Figure1
Once you have a clear understanding of the load on your system, the next critical step is to evaluate how that system performs under increasing demand. Performance is not just about whether a system works—it is about how efficiently and consistently it responds as conditions change.
Understanding performance allows engineers to answer two fundamental questions:
- What happens to system performance when load increases but resources remain the same?
- How much must resources (CPU, memory, bandwidth) increase to maintain consistent performance as demand grows?
Answering these questions requires meaningful performance metrics and a deeper understanding of how systems behave in real-world conditions.
Throughput vs Response Time: Choosing the Right Metric
Performance can be measured in different ways depending on the type of system.
In batch-processing systems such as data pipelines, the focus is typically on throughput, the number of operations or records processed per second, or the total time required to complete a job.
However, in online systems such as web applications or APIs, the most important metric is response time. This refers to the total time between when a client sends a request and when they receive a response.
For user-facing applications, response time directly impacts user experience. A delay of even a few hundred milliseconds can significantly affect user satisfaction and engagement.
Latency vs Response Time: Understanding the Difference
Although often used interchangeably, latency and response time are not the same.
- Response time is what the user experiences. It includes:
- Processing time (service time)
- Network delays
- Queueing delays
- Latency, on the other hand, refers specifically to the time a request spends waiting to be processed.
In simple terms, latency is a component of response time. Understanding this distinction is important when diagnosing performance issues, as delays may originate from different parts of the system.
Why Averages Can Be Misleading
It is common to report performance using the average (mean) response time.
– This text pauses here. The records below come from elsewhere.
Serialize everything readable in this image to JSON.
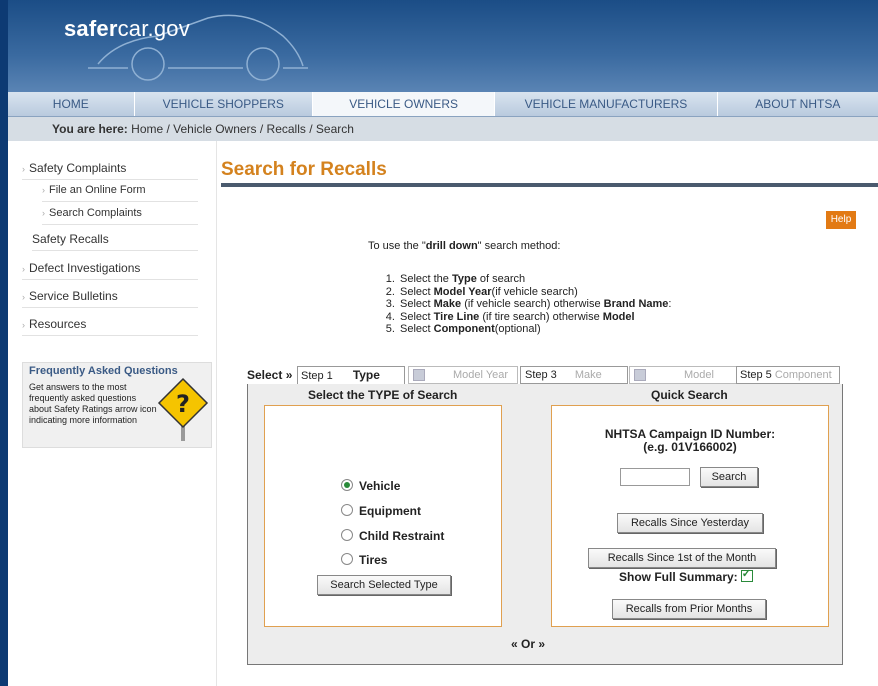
{
  "logo": {
    "bold": "safer",
    "rest": "car.gov"
  },
  "nav": [
    "HOME",
    "VEHICLE SHOPPERS",
    "VEHICLE OWNERS",
    "VEHICLE MANUFACTURERS",
    "ABOUT NHTSA"
  ],
  "breadcrumb": {
    "prefix": "You are here:",
    "path": "Home / Vehicle Owners / Recalls / Search"
  },
  "sidebar": {
    "items": [
      "Safety Complaints",
      "File an Online Form",
      "Search Complaints",
      "Safety Recalls",
      "Defect Investigations",
      "Service Bulletins",
      "Resources"
    ]
  },
  "faq": {
    "title": "Frequently Asked Questions",
    "text": "Get answers to the most frequently asked questions about Safety Ratings arrow icon indicating more information"
  },
  "page": {
    "title": "Search for Recalls",
    "help": "Help",
    "intro": {
      "before": "To use the \"",
      "bold": "drill down",
      "after": "\" search method:"
    },
    "steps": [
      [
        "Select the ",
        "Type",
        " of search"
      ],
      [
        "Select ",
        "Model Year",
        "(if vehicle search)"
      ],
      [
        "Select ",
        "Make",
        " (if vehicle search) otherwise ",
        "Brand Name",
        ":"
      ],
      [
        "Select ",
        "Tire Line",
        " (if tire search) otherwise ",
        "Model"
      ],
      [
        "Select ",
        "Component",
        "(optional)"
      ]
    ]
  },
  "wizard": {
    "select_label": "Select »",
    "tabs": {
      "step1": "Step 1",
      "type": "Type",
      "model_year": "Model Year",
      "step3": "Step 3",
      "make": "Make",
      "model": "Model",
      "step5": "Step 5",
      "component": "Component"
    }
  },
  "type_search": {
    "heading": "Select the TYPE of Search",
    "options": [
      "Vehicle",
      "Equipment",
      "Child Restraint",
      "Tires"
    ],
    "selected": "Vehicle",
    "button": "Search Selected Type"
  },
  "or_label": "« Or »",
  "quick_search": {
    "heading": "Quick Search",
    "campaign_label": "NHTSA Campaign ID Number:",
    "campaign_example": "(e.g. 01V166002)",
    "campaign_value": "",
    "search_button": "Search",
    "since_yesterday": "Recalls Since Yesterday",
    "since_month": "Recalls Since 1st of the Month",
    "show_summary": "Show Full Summary:",
    "show_summary_checked": true,
    "prior_months": "Recalls from Prior Months"
  }
}
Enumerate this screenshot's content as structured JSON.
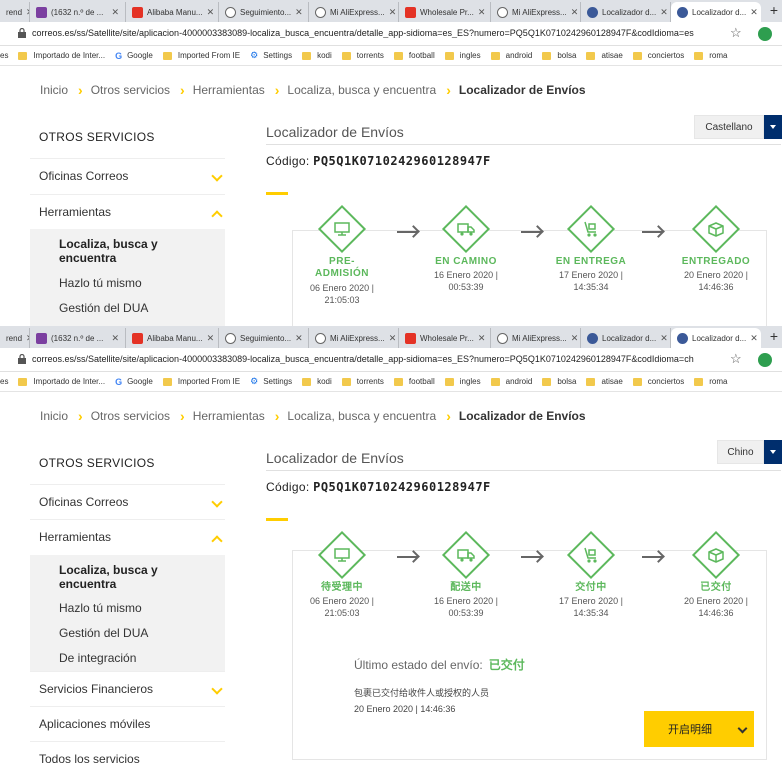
{
  "browser": {
    "tabs": [
      {
        "label": "rend",
        "icon": "page-icon"
      },
      {
        "label": "(1632 n.º de ...",
        "icon": "mail-icon"
      },
      {
        "label": "Alibaba Manu...",
        "icon": "aliexpress-icon"
      },
      {
        "label": "Seguimiento...",
        "icon": "globe-icon"
      },
      {
        "label": "Mi AliExpress...",
        "icon": "globe-icon"
      },
      {
        "label": "Wholesale Pr...",
        "icon": "aliexpress-icon"
      },
      {
        "label": "Mi AliExpress...",
        "icon": "globe-icon"
      },
      {
        "label": "Localizador d...",
        "icon": "correos-icon"
      },
      {
        "label": "Localizador d...",
        "icon": "correos-icon",
        "active": true
      }
    ],
    "url_es": "correos.es/ss/Satellite/site/aplicacion-4000003383089-localiza_busca_encuentra/detalle_app-sidioma=es_ES?numero=PQ5Q1K0710242960128947F&codIdioma=es",
    "url_ch": "correos.es/ss/Satellite/site/aplicacion-4000003383089-localiza_busca_encuentra/detalle_app-sidioma=es_ES?numero=PQ5Q1K0710242960128947F&codIdioma=ch",
    "bookmarks": [
      {
        "label": "es",
        "icon": "none"
      },
      {
        "label": "Importado de Inter...",
        "icon": "folder-icon"
      },
      {
        "label": "Google",
        "icon": "google-icon"
      },
      {
        "label": "Imported From IE",
        "icon": "folder-icon"
      },
      {
        "label": "Settings",
        "icon": "gear-icon"
      },
      {
        "label": "kodi",
        "icon": "folder-icon"
      },
      {
        "label": "torrents",
        "icon": "folder-icon"
      },
      {
        "label": "football",
        "icon": "folder-icon"
      },
      {
        "label": "ingles",
        "icon": "folder-icon"
      },
      {
        "label": "android",
        "icon": "folder-icon"
      },
      {
        "label": "bolsa",
        "icon": "folder-icon"
      },
      {
        "label": "atisae",
        "icon": "folder-icon"
      },
      {
        "label": "conciertos",
        "icon": "folder-icon"
      },
      {
        "label": "roma",
        "icon": "folder-icon"
      }
    ]
  },
  "breadcrumb": {
    "items": [
      "Inicio",
      "Otros servicios",
      "Herramientas",
      "Localiza, busca y encuentra"
    ],
    "current": "Localizador de Envíos"
  },
  "sidebar": {
    "title": "OTROS SERVICIOS",
    "oficinas": "Oficinas Correos",
    "herramientas": "Herramientas",
    "sub": [
      "Localiza, busca y",
      "encuentra",
      "Hazlo tú mismo",
      "Gestión del DUA",
      "De integración"
    ],
    "financieros": "Servicios Financieros",
    "moviles": "Aplicaciones móviles",
    "todos": "Todos los servicios"
  },
  "main": {
    "title": "Localizador de Envíos",
    "code_label": "Código:",
    "code_value": "PQ5Q1K0710242960128947F",
    "lang_es": "Castellano",
    "lang_ch": "Chino"
  },
  "steps_es": [
    {
      "label1": "PRE-",
      "label2": "ADMISIÓN",
      "date": "06 Enero 2020 |",
      "time": "21:05:03",
      "icon": "monitor-icon"
    },
    {
      "label1": "EN CAMINO",
      "date": "16 Enero 2020 |",
      "time": "00:53:39",
      "icon": "truck-icon"
    },
    {
      "label1": "EN ENTREGA",
      "date": "17 Enero 2020 |",
      "time": "14:35:34",
      "icon": "cart-icon"
    },
    {
      "label1": "ENTREGADO",
      "date": "20 Enero 2020 |",
      "time": "14:46:36",
      "icon": "box-icon"
    }
  ],
  "steps_ch": [
    {
      "label1": "待受理中",
      "date": "06 Enero 2020 |",
      "time": "21:05:03",
      "icon": "monitor-icon"
    },
    {
      "label1": "配送中",
      "date": "16 Enero 2020 |",
      "time": "00:53:39",
      "icon": "truck-icon"
    },
    {
      "label1": "交付中",
      "date": "17 Enero 2020 |",
      "time": "14:35:34",
      "icon": "cart-icon"
    },
    {
      "label1": "已交付",
      "date": "20 Enero 2020 |",
      "time": "14:46:36",
      "icon": "box-icon"
    }
  ],
  "status": {
    "label": "Último estado del envío:",
    "value": "已交付",
    "detail": "包裹已交付给收件人或授权的人员",
    "date": "20 Enero 2020 | 14:46:36",
    "details_button": "开启明细"
  },
  "colors": {
    "accent_yellow": "#ffcd00",
    "navy": "#002e6d",
    "green": "#5cb85c"
  }
}
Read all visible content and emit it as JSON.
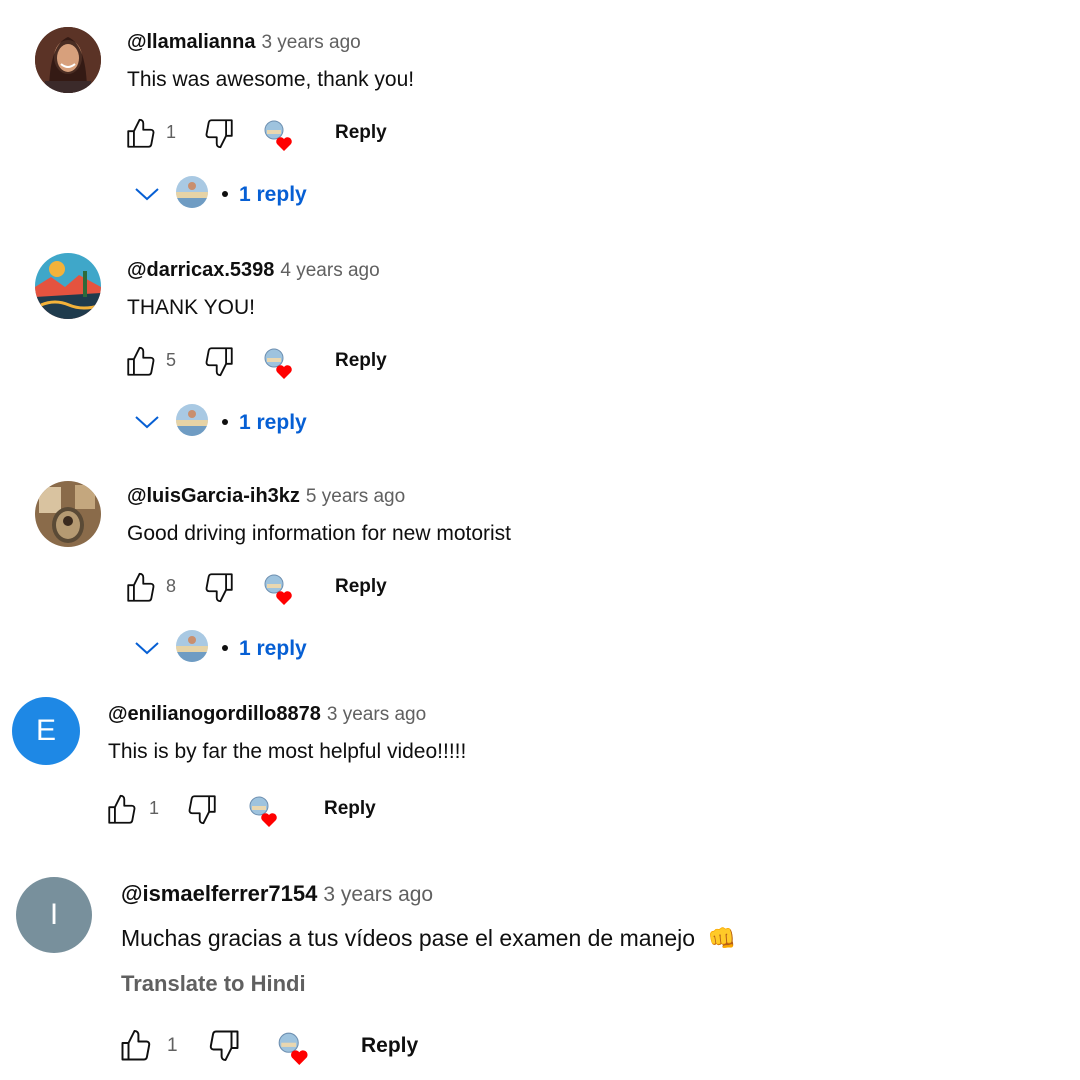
{
  "colors": {
    "link_blue": "#065fd4",
    "secondary_text": "#606060",
    "heart_red": "#ff0000",
    "avatar_e": "#1e88e5",
    "avatar_i": "#78909c"
  },
  "comments": [
    {
      "author": "@llamalianna",
      "time": "3 years ago",
      "text": "This was awesome, thank you!",
      "likes": "1",
      "reply_label": "Reply",
      "replies_label": "1 reply",
      "avatar_icon": "photo-avatar-woman"
    },
    {
      "author": "@darricax.5398",
      "time": "4 years ago",
      "text": "THANK YOU!",
      "likes": "5",
      "reply_label": "Reply",
      "replies_label": "1 reply",
      "avatar_icon": "photo-avatar-landscape"
    },
    {
      "author": "@luisGarcia-ih3kz",
      "time": "5 years ago",
      "text": "Good driving information for new motorist",
      "likes": "8",
      "reply_label": "Reply",
      "replies_label": "1 reply",
      "avatar_icon": "photo-avatar-portrait"
    },
    {
      "author": "@enilianogordillo8878",
      "time": "3 years ago",
      "text": "This is by far the most helpful video!!!!!",
      "likes": "1",
      "reply_label": "Reply",
      "avatar_letter": "E"
    },
    {
      "author": "@ismaelferrer7154",
      "time": "3 years ago",
      "text": "Muchas gracias a tus vídeos pase el examen de manejo",
      "emoji": "👊",
      "translate_label": "Translate to Hindi",
      "likes": "1",
      "reply_label": "Reply",
      "avatar_letter": "I"
    }
  ]
}
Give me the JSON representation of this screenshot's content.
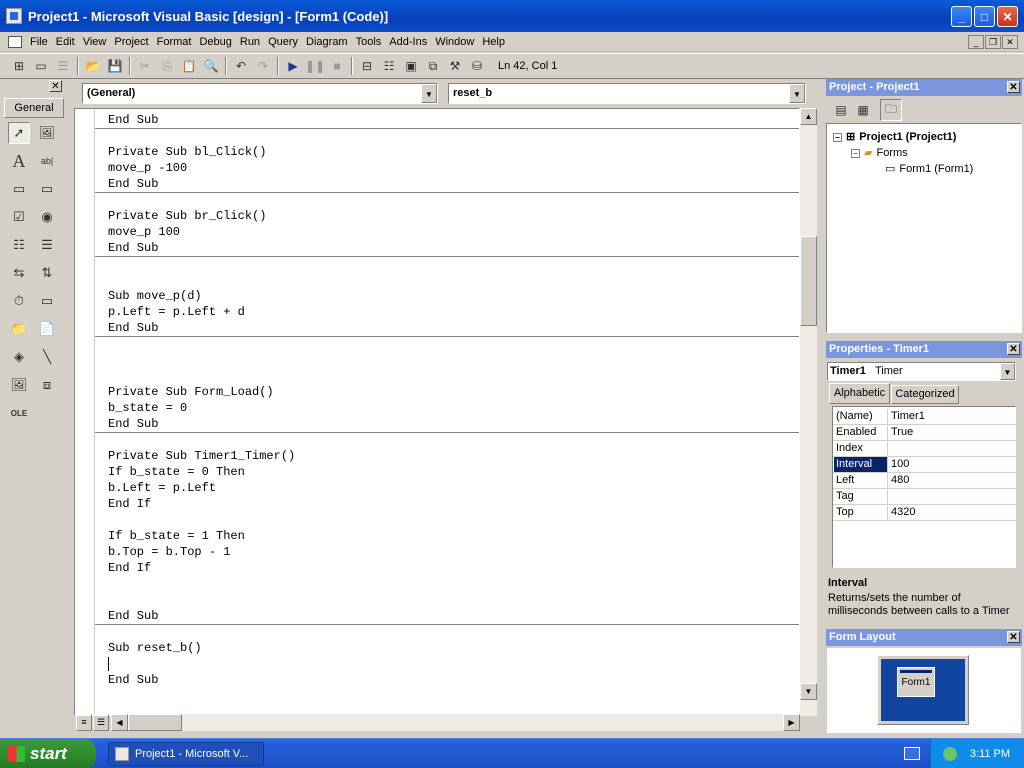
{
  "window": {
    "title": "Project1 - Microsoft Visual Basic [design] - [Form1 (Code)]",
    "minimize": "_",
    "maximize": "□",
    "close": "✕"
  },
  "menu": {
    "items": [
      "File",
      "Edit",
      "View",
      "Project",
      "Format",
      "Debug",
      "Run",
      "Query",
      "Diagram",
      "Tools",
      "Add-Ins",
      "Window",
      "Help"
    ]
  },
  "toolbar": {
    "status": "Ln 42, Col 1",
    "icons": [
      "add-project-icon",
      "add-form-icon",
      "menu-editor-icon",
      "open-icon",
      "save-icon",
      "cut-icon",
      "copy-icon",
      "paste-icon",
      "find-icon",
      "undo-icon",
      "redo-icon",
      "start-icon",
      "break-icon",
      "end-icon",
      "project-explorer-icon",
      "properties-window-icon",
      "form-layout-icon",
      "object-browser-icon",
      "toolbox-icon",
      "data-view-icon"
    ]
  },
  "toolbox": {
    "close": "✕",
    "tab": "General"
  },
  "code": {
    "object_combo": "(General)",
    "proc_combo": "reset_b",
    "lines": [
      "End Sub",
      "Private Sub bl_Click()",
      "move_p -100",
      "End Sub",
      "Private Sub br_Click()",
      "move_p 100",
      "End Sub",
      "Sub move_p(d)",
      "p.Left = p.Left + d",
      "End Sub",
      "Private Sub Form_Load()",
      "b_state = 0",
      "End Sub",
      "Private Sub Timer1_Timer()",
      "If b_state = 0 Then",
      "b.Left = p.Left",
      "End If",
      "If b_state = 1 Then",
      "b.Top = b.Top - 1",
      "End If",
      "End Sub",
      "Sub reset_b()",
      "End Sub"
    ]
  },
  "project": {
    "title": "Project - Project1",
    "close": "✕",
    "root": "Project1 (Project1)",
    "folder": "Forms",
    "form": "Form1 (Form1)"
  },
  "properties": {
    "title": "Properties - Timer1",
    "close": "✕",
    "object": "Timer1",
    "object_type": "Timer",
    "tabs": [
      "Alphabetic",
      "Categorized"
    ],
    "rows": [
      {
        "k": "(Name)",
        "v": "Timer1"
      },
      {
        "k": "Enabled",
        "v": "True"
      },
      {
        "k": "Index",
        "v": ""
      },
      {
        "k": "Interval",
        "v": "100"
      },
      {
        "k": "Left",
        "v": "480"
      },
      {
        "k": "Tag",
        "v": ""
      },
      {
        "k": "Top",
        "v": "4320"
      }
    ],
    "desc_title": "Interval",
    "desc_text": "Returns/sets the number of milliseconds between calls to a Timer"
  },
  "layout": {
    "title": "Form Layout",
    "close": "✕",
    "form": "Form1"
  },
  "taskbar": {
    "start": "start",
    "item": "Project1 - Microsoft V...",
    "clock": "3:11 PM"
  },
  "colors": {
    "title": "#0a5bd8",
    "panel_active": "#0a246a",
    "panel_inactive": "#7a96df",
    "selection": "#0a246a",
    "start": "#2f8d2f"
  }
}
This is calculated by summing all response times and dividing by the number of requests.
While this metric is easy to compute, it often fails to reflect the true user experience.
The problem with averages is that they can hide variability. A system may appear fast on average while still delivering poor performance to a significant number of users. For example, if most requests are fast but a few are extremely slow, the average may still look acceptable,even though some users are experiencing serious delays.
Using Percentiles for Better Insight
To get a more accurate picture of performance, engineers use percentiles.
When response times are sorted from fastest to slowest:
- The median (50th percentile) represents the middle value
- The 95th percentile (p95) shows the response time under which 95% of requests fall
- The 99th percentile (p99) highlights the worst-case scenarios experienced by a small percentage of users
For example:
- If the median response time is 200 ms, it means half of all requests are completed in less than 200 ms, while the other half take longer
- If the p95 is 800 ms, it means 5% of users experience delays longer than 800 ms
Percentiles provide a clearer understanding of how performance is distributed across users, especially when identifying slow or problematic requests.
Performance as a Distribution, Not a Single Value
In real-world systems, response time is not constant, it varies from request to request. Even when the same operation is repeated multiple times, the results will differ slightly.
This variability occurs because performance is influenced by many unpredictable factors, including:
- Background processes consuming system resources
- Network instability or packet loss
- Garbage collection pauses in managed runtimes
- Disk access delays (e.g., page faults)
- Queueing delays during traffic spikes
- Hardware-level factors such as system interrupts
As a result, performance should always be viewed as a distribution of values, not a single number. Visualizing response times as a distribution helps identify patterns such as:
- Most requests being fast
- Occasional slow outliers
- Consistent performance degradation under load
Understanding this distribution is key to building systems that perform reliably under varying conditions.
The Impact of Outliers on User Experience
Outliers-those unusually slow requests, can have a disproportionate impact on user experience. Even if only a small percentage of users encounter delays, those experiences can lead to frustration, reduced trust, and lost engagement.
In many systems, improving the worst-case performance (e.g., reducing p99 latency) is more valuable than improving the average. This is especially true for applications where responsiveness is critical, such as financial services, real-time communication platforms, or e-commerce websites.
Scaling Performance with Increasing Load
As load increases, maintaining consistent performance becomes more challenging. Systems may experience:
- Increased queueing delays
- Resource contention (CPU, memory, I/O)
- Network congestion
- Higher failure rates
To address this, engineers must determine how to scale resources effectively. This may involve:
- Adding more servers (horizontal scaling)
- Increasing system capacity (vertical scaling)
- Optimizing code and database queries
- Implementing caching and load balancing
The goal is not just to handle more requests, but to do so without degrading performance.
Conclusion: Measuring What Matters
Describing performance is essential for building systems that are both reliable and scalable. By understanding how systems behave under load, engineers can make informed decisions about architecture, resource allocation, and optimization strategies.
Key takeaways include:
- Performance must be evaluated in context, based on system type
- Response time is critical for user-facing applications
- Averages are insufficient—percentiles provide better insight
- Performance should be treated as a distribution, not a single metric
- Outliers matter and should not be ignored
Effective performance measurement is about more than just numbers; it is about ensuring that systems deliver consistent, reliable experiences for all users, even as demand continues to grow.